January Expirations - and Deltas

January 20 is options expiry this month, so I wanted to take a look at the January contracts to see which ones I can expect will be called.  On another note, a recent discussion over on the Yahoo board touched on one of the “Greeks,” namely delta, defining it as the probability that an option will be assigned.  The Greeks are statistical calculations, often provided by the market, that can be used to assist in developing trade strategies.    
In their book Options for Volatile Markets (see the Amazon link over there to the right), Lehman and McMillan define delta as “the amount an option is expected to move for a one dollar move in the stock.”  Thus, as the value of delta approaches 1.00 – meaning a one dollar move in the stock will produce an equal move in the option price – you have a pretty good idea that your in-the-money option is going to be exercised.
My strategy is not yet so sophisticated as to use delta, or any of the Greeks, for that matter, in trades…maybe someday it will be.  Getting back to my post today, I will use it in the analysis that I present here. 

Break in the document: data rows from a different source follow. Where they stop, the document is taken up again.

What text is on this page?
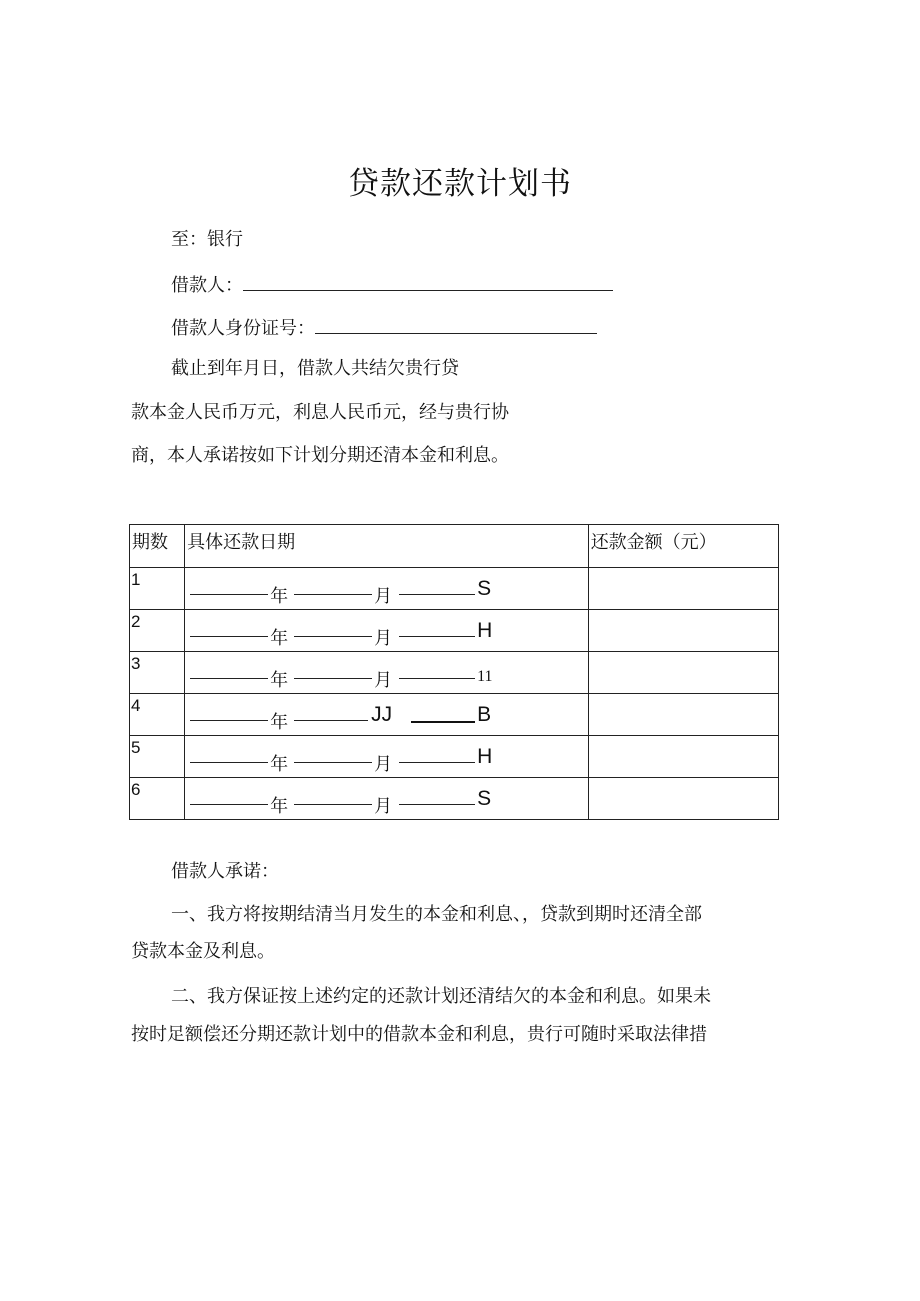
贷款还款计划书
至：银行
借款人：
借款人身份证号：
截止到年月日，借款人共结欠贵行贷
款本金人民币万元，利息人民币元，经与贵行协
商，本人承诺按如下计划分期还清本金和利息。
期数	具体还款日期	还款金额（元）

1	年 月 S	

2	年 月 H	

3	年 月 11	

4	年 JJ B	

5	年 月 H	

6	年 月 S	

借款人承诺：
一、我方将按期结清当月发生的本金和利息、，贷款到期时还清全部
贷款本金及利息。
二、我方保证按上述约定的还款计划还清结欠的本金和利息。如果未
按时足额偿还分期还款计划中的借款本金和利息，贵行可随时采取法律措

Here’s a table of the six positions up for January expiration:

There are a couple of things to note about this analysis.  First, my goal in the Rescue My IRA account is to earn 1 percent per month (in January, the goal is approximately $1,300) – the total here exceeds my goal, and is in addition to dividends and option premiums I’ll receive, so January’s looking like a good month. Second, each of the deltas are fairly high, approaching 1.00, or 100%.  Thus, it’s highly likely these contracts will be assigned and I will earn these amounts – which, by the way, are estimated net of commissions.
Another point I would make today is the likelihood of the CAT contract being assigned early.  Not only does the recent close far exceed the strike price on my contract, this stock goes ex-dividend on January 18.
And the last one, an issue I have mentioned before, is that the recent close price on these positions is higher than my strike price, meaning there is an opportunity cost I've given up by using the covered call strategy.  I've come to terms with that - what I'm finding is that there is an intangible benefit to having a strategy and feeling like your contracts provide some assurance you'll meet your financial goals.  And, as I noted above, I have certainly been able to do that for this month.
Finally, looks like I will have a substantial cash position to work with during the week after expiration.  With the recent market gains, I’ll need to get to work on finding some prudent new investments.